RUU Halal ini tidak dapat disahkan hanya karena ego seseorang atau kepentingan kelompok tertentu yang berusaha melakukan penyeragaman, itu pun kalau tidak mau dikatakan terkesan "kejar setoran" atau "dipaksakan" karena pada akhir masa jabatan DPR 2004-2009. Substansi RUU Halal tidak menjamin iklim yang toleran dan terbuka bagi keragaman, di mana akan dapat bertumbuh serta ikut menyejahterakan bangsa. Oleh karena itu, kemajemukan bangsa ini harus diprioritaskan. Bangsa yang demokratis adalah bangsa yang berani melindungi kepentingan dan harus mengakomodasi setiap warganya.

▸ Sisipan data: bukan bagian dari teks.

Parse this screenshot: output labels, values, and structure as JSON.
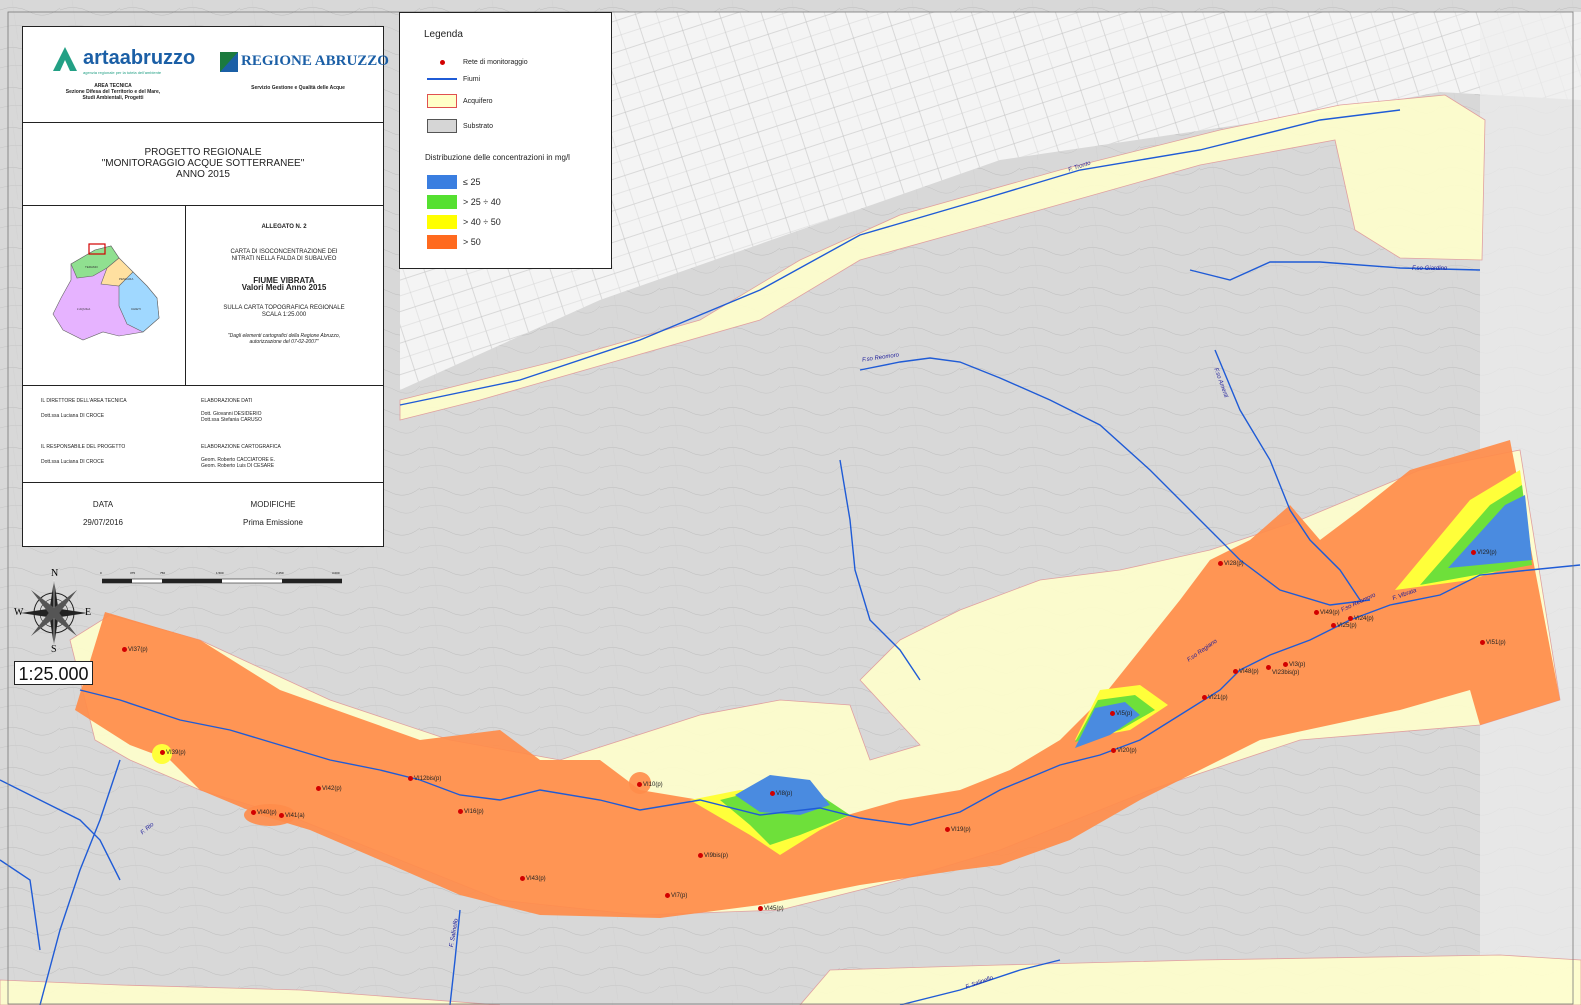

Pada sisi yang lain, RUU Halal ini juga tidak dibutuhkan dan seharusnya dihentikan pembahasannya untuk meredam potensi konflik lintas etnik dan lintas agama secara horizontal yang tidak perlu terjadi. Apakah tidak ada masalah lain yang lebih urgen dan mendesak dari keterpurukan bangsa ini dari ekonomi yang semakin mengimpit masyarakat luas. Urgensi RUU Halal perlu dipertanyakan kembali, karena tidak memerlukan undang-undang baru dan sudah ada undang-undang yang mengatur dan dapat diaktifkan. Jaminan payung hukum untuk melindungi konsumen sudah diatur dalam UU Perlindungan Konsumen dan UU Pangan. Badan Pengawas Obat dan Makanan (BPOM) berpandangan undang-undang yang ada saat ini sudah cukup. Yayasan Lembaga Konsumen Indonesia (YLKI) berpandangan, proses pembuatan RUU Halal yang tertutup dan tidak transparan memunculkan polemik halal-haram, yang tidak berujung dan motifnya bernuansa ekonomi, di mana berpotensi menimbulkan ekonomi biaya tinggi serta sangat rawan diselewengkan, karena jumlah produk terlalu banyak untuk labelisasi halal.
RUU Halal tampaknya tidak akan menyelesaikan masalah, justru akan menambah masalah baru, yaitu menghancurkan persatuan dan kesatuan Indonesia yang telah dibina sejak bangsa ini didirikan dan tidak sesuai dengan cita-cita luhur founding fathers, yakni seluruh bangsa Indonesia yang merdeka, bersatu, berdaulat, adil dan makmur, seperti yang diamanatkan dalam Pembukaan UUD 1945. Dan akhirnya, integrasi bangsa terancam dan terpecah-pecah.
Jaminan "Fairness"
Meminjam pandangan John Borden Rawls (1921-2002), ahli filsafat politik Amerika Serikat dalam A Theory of Justice menyebutkan, meskipun keadilan formal dibutuhkan, namun tidak sepenuhnya mendukung ataupun mendorong terciptanya suatu masyarakat yang tertata rapi atau well-ordered society. Menurut Rawls, suatu konsep keadilan atau undang-undang dapat mengatur masyarakat secara efektif jika undang-undang bersangkutan dapat diterima secara umum, sedangkan keadilan formal cenderung dipaksakan secara sepihak, khususnya oleh pembuat undang-undang atau pemerintah. Jadi, Rawls merumuskan bahwa sebuah teori keadilan yang lebih memberikan tempat pada kepentingan semua pihak yang terjangkau kebijakan publik tertentu.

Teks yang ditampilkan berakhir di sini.